By LEONARD SPARKS
WASHINGTON (Feb. 27, 2009)—Tim Kenny, then 15, protested when his father made him spend a snowy day replacing windows and doors as part of the weatherization program the elder Kenny coordinated in Harford County.
But 20 years later Kenny runs his own weatherization company and, along with his father, is hailing the $5 billion boost the Department of Energy's weatherization program is receiving from the stimulus law that President Obama signed last week.
The funding will bring $63 million to Maryland over the next two years, more than 10 times, on average, what the state normally receives.
The increase is expected to underwrite energy efficiency repairs for thousands more homes for low-income people and the training and hiring of at least 200 people to do the work.
"It's been great, and whatever's driving it, I hope it continues," Kenny said of the new funding. "Conservation is the first avenue we need to go down."
It was the need to save on energy that led the federal government to create the weatherization program in 1976 following the 1970s energy crisis.
But the program had become "kind of an afterthought" until recently, said Bill Ariano, deputy director of the Community Development Administration for the Maryland Department of Housing and Community Development.
"I think there is a growing recognition ... that we need to start taking some very strong steps to decrease our energy usage," Ariano said. "We have a tendency to look at transmission lines and power plants and not look at the end user."
Those approved for the program receive an "audit" that includes visual inspections and the use of a special blower that checks for air loss. Trained technicians then come in to do a range of fixes that could include replacing lighting, adding insulation, replacing windows and doors and sealing ducts.
Low-income homeowners are hard-pressed to make those kinds of improvements on their own, Ariano said.
"When you come down to things like additional insulation, are you going to get the food or are you going to get the insulation?" he said.
The Department of Energy estimates that 5.6 million low-income families have had homes weatherized over the last 30 years, saving an average of 32 percent on their heating bills and more than $350 annually.
Maryland's program completed about 1,000 homes last year but received about 5,000 applications. With the stimulus funding, the $2.6 million it normally receives from DOE will swell to about $31.5 million, Ariano said, allowing the state to shrink waiting lists.
About $11 million of the new money is carved out for technical assistance and training. The housing department is working with other state agencies on a training curriculum that could be used at community colleges around the state.
"We really expect that by early summer, the training program will be in place," Ariano said.
McKinley Tull, housing director for the Salisbury-based SHORE UP!, said the nonprofit is already advertising openings to weatherize homes in Somerset, Wicomico and Worcester counties, and anticipates hiring 12 people.
"We normally have done 67 homes a year," Tull said, "but will increase to almost 300."
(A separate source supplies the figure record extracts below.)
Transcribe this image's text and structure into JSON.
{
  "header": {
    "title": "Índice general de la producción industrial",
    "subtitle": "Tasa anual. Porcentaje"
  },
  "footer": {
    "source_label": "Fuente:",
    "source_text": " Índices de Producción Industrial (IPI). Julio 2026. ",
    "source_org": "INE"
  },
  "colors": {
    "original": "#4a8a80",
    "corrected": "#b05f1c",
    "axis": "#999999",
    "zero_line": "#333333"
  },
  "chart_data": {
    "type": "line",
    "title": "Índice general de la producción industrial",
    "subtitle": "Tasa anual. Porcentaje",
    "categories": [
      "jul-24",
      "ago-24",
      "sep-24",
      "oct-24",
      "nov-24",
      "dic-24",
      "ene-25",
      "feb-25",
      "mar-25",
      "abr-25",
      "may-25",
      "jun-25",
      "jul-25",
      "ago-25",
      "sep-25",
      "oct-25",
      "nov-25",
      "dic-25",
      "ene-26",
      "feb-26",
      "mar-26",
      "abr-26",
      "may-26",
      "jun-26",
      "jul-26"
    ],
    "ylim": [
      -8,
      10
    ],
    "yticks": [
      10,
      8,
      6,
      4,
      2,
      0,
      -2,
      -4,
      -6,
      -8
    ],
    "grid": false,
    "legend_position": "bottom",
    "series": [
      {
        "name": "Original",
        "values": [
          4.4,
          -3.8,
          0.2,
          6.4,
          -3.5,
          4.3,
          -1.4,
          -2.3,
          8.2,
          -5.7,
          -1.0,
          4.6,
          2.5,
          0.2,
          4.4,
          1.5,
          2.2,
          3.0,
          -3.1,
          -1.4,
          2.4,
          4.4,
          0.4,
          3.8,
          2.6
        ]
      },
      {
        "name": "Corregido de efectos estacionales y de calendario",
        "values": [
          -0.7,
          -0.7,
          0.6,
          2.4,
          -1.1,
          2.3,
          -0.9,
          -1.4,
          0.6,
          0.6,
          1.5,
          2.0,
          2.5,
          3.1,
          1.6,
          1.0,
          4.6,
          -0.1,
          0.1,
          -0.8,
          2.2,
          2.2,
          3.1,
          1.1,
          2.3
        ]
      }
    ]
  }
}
For Tracy Dyson, housing revitalization manager for Southern Maryland Tri-County Community Action Committee, the huge increase in funding "means a lot of work, which is good for us."
She expects that the organization, which weatherized 76 homes last year in Calvert, Charles and St. Mary's counties, will hire three more people to perform energy audits and to have more work for subcontractors.
"We definitely need to look into more people to process the applications and get some certification so that they're able to do the energy audits," Dyson said.
Tom Kenny, Tim Kenny's father, started Maryland Energy Conservation Inc. in 1995 after Harford County discontinued its weatherization program because of budget cuts. The nonprofit coordinates weatherizations for 12 counties.
Maryland Energy Conservation recently purchased a box truck and additional equipment in anticipation of the increased funding, Tom Kenny said. It expects to hire 16 additional people.
With binders full of pending applications, the organization could quadruple the number of houses it weatherizes, he said.
"It's an exciting time," he said. "It truly is."
Capital News Service contributed to this report.